Konferensi yang dimaksud adalah sidang ke-9 Dewan Nasional Palestina yang digelar pada 15 November 1988, di mana pemimpin legendaris Palestina Yasser Arafat secara resmi memproklamasikan berdirinya Negara Palestina di pengasingan.

Untuk pertama kalinya, Aljazair secara resmi — dan langsung dari kepala negara — mengonfirmasi adanya rencana serangan terhadap tempat berlangsungnya konferensi tersebut. Menurut laporan yang dikutip dari Anadolu Agency, selama bertahun-tahun beredar kabar tidak resmi yang menyebut bahwa “Israel” sempat berencana menyerang Palace of Nations menggunakan jet tempur saat pengumuman negara Palestina dilakukan.

Namun, rencana itu berhasil digagalkan oleh militer Aljazair yang telah menyiagakan sistem pertahanan udara, radar canggih, dan pesawat tempur di perbatasan udara negara.

Dalam kesempatan yang sama, Tebboune menegaskan bahwa dukungan Aljazair terhadap perjuangan rakyat Palestina bukan karena kepentingan politik, melainkan karena panggilan nurani dan pembelaan terhadap kebenaran.

“Aljazair telah melakukan kewajibannya terhadap Palestina sejak lama. Kami menyambut para pemimpin Palestina, termasuk Yasser Arafat, ketika situasi mereka sangat sulit pada tahun 1982,” ujarnya, dikutip dari sumber yang sama.

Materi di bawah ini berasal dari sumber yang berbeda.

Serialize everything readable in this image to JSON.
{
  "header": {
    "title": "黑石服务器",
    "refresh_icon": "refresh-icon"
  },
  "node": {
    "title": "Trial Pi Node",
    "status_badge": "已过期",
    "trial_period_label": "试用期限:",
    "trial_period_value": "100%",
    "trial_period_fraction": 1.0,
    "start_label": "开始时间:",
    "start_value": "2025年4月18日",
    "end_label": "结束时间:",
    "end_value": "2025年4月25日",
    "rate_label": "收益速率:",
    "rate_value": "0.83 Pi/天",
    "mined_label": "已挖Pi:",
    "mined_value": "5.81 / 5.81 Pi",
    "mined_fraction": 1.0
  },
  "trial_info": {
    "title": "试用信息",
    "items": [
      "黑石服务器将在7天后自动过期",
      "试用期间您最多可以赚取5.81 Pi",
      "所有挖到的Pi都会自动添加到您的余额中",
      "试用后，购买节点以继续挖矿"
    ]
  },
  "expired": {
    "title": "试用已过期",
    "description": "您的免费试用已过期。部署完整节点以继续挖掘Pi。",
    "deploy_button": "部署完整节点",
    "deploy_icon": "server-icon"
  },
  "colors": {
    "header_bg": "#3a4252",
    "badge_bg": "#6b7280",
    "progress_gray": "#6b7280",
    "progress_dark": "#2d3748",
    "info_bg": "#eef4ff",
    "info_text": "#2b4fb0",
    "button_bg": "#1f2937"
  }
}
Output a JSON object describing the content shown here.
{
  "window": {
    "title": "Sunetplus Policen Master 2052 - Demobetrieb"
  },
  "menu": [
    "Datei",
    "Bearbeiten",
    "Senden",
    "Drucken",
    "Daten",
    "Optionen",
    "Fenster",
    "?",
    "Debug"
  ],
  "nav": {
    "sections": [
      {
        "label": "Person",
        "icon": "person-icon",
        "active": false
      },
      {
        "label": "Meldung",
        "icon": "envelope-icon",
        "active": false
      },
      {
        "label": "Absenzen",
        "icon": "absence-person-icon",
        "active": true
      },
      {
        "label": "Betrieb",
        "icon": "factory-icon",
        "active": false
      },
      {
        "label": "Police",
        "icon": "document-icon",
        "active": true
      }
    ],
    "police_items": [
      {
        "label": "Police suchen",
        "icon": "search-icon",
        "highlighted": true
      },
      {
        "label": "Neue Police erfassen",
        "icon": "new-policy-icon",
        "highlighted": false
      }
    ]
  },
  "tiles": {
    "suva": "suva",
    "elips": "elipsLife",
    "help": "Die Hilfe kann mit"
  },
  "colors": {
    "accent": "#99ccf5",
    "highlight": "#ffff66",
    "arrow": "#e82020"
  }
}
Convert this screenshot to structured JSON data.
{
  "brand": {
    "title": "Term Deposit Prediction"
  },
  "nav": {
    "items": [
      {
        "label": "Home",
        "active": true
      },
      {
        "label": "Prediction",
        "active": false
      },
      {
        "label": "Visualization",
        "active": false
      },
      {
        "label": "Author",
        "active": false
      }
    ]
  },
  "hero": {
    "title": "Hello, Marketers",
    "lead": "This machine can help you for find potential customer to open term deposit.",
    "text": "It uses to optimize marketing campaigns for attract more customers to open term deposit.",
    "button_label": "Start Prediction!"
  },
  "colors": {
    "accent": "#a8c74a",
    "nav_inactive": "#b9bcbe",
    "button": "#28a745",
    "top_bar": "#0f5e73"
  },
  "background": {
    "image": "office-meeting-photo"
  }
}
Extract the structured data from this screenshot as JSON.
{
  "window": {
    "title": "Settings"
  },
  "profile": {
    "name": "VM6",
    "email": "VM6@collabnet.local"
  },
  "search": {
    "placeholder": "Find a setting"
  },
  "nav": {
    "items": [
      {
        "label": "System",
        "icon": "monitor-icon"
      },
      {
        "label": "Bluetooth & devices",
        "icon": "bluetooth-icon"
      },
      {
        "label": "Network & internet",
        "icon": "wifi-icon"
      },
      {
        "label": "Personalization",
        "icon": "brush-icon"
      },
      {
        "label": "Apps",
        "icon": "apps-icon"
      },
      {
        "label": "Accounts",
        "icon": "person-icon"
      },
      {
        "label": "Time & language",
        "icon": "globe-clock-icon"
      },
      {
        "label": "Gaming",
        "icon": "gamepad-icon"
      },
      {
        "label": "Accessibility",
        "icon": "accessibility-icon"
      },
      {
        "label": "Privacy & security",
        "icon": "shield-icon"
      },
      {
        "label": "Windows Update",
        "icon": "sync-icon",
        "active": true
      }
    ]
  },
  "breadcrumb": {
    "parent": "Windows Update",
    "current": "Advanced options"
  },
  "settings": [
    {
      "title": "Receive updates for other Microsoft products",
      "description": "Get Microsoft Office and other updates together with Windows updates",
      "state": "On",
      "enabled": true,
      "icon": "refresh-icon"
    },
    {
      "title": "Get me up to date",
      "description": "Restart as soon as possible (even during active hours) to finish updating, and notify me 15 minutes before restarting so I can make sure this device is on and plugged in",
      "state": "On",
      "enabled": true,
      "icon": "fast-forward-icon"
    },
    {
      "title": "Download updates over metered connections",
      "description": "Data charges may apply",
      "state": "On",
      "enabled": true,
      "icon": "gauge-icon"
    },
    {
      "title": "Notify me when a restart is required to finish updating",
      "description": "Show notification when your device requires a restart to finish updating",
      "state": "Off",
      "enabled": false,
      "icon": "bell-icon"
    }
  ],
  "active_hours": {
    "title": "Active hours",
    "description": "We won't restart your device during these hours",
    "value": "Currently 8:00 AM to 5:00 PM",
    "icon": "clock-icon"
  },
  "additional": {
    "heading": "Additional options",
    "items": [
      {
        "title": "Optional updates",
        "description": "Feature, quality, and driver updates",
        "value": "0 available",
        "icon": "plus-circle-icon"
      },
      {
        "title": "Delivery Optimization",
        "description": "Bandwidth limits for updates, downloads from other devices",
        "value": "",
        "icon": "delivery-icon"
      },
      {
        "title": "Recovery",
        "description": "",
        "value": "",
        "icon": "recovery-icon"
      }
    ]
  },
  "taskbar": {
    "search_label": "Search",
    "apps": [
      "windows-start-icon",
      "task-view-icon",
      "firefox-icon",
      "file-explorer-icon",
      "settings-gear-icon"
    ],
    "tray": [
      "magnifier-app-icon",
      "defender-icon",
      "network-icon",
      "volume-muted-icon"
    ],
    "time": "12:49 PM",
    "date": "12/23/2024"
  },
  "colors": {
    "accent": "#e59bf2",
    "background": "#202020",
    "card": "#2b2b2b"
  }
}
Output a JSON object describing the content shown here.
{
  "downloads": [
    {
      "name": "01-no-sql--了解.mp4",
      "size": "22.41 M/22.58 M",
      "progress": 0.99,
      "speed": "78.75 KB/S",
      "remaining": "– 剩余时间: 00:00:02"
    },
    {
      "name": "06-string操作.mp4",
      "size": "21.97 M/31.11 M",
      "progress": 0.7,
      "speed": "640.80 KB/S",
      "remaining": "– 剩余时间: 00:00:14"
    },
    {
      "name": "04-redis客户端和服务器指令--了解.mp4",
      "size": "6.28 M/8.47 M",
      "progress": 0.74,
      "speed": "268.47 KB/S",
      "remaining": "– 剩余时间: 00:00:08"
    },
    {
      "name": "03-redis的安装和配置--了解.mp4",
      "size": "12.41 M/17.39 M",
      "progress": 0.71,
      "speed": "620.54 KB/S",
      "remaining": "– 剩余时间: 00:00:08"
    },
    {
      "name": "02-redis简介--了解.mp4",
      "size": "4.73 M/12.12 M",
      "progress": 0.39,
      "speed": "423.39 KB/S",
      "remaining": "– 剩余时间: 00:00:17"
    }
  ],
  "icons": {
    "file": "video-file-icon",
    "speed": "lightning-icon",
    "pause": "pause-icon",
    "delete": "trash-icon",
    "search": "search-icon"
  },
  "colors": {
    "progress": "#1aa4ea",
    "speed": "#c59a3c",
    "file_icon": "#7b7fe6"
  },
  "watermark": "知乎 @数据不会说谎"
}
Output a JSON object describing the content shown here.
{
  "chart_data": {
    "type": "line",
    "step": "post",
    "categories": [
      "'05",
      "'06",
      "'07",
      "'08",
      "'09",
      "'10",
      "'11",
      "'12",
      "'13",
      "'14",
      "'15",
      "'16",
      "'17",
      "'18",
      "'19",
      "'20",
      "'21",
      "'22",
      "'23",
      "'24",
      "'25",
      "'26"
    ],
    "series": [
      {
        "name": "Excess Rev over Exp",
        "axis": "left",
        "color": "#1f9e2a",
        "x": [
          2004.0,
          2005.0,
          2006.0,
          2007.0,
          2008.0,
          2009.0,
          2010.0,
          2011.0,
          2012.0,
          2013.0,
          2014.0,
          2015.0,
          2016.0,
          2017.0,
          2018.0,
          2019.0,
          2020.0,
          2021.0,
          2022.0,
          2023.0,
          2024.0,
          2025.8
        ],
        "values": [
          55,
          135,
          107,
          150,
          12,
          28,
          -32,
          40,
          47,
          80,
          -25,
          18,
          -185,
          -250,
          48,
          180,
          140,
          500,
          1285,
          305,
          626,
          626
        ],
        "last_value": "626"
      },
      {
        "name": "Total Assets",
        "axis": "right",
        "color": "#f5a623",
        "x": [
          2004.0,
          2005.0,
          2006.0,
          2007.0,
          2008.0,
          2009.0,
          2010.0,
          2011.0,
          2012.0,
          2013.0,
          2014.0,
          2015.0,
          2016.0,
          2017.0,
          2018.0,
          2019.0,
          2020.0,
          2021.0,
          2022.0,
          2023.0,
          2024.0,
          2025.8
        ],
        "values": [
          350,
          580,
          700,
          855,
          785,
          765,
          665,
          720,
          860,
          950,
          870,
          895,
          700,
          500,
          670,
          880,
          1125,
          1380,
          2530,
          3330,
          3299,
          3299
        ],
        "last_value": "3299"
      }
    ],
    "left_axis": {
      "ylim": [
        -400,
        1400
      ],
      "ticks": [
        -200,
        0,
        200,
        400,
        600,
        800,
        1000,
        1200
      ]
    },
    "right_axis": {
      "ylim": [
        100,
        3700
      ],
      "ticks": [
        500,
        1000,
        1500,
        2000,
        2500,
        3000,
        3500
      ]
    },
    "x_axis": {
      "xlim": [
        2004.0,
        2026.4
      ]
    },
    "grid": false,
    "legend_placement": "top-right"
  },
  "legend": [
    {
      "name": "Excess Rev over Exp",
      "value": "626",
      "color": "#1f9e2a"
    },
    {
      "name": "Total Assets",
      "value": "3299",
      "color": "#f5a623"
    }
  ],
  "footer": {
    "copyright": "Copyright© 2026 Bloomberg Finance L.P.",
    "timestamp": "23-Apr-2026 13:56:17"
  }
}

Ia menambahkan, “Meski menghadapi ancaman serius saat itu, Aljazair tidak mundur dan tidak pernah tawar-menawar, karena nurani kami berpihak pada Palestina.”

Tebboune juga menegaskan kembali bahwa posisi negaranya terhadap Palestina “tidak akan pernah berubah”, meskipun Aljazair menjalin hubungan baik dengan beberapa negara yang memiliki kebijakan berlawanan.

Presiden Aljazair itu kemudian mengecam agresi brutal “Israel” terhadap Jalur Gaza, dengan menyebutnya sebagai “genosida yang belum pernah terjadi sebelumnya dalam sejarah manusia, yang terjadi di depan mata dunia.”

Ia menutup pernyataannya dengan menegaskan bahwa satu-satunya solusi atas konflik tersebut adalah “berdirinya Negara Palestina merdeka di perbatasan tahun 1967, dengan Yerusalem sebagai ibu kotanya,”

(Samirmusa/arrahmah.id)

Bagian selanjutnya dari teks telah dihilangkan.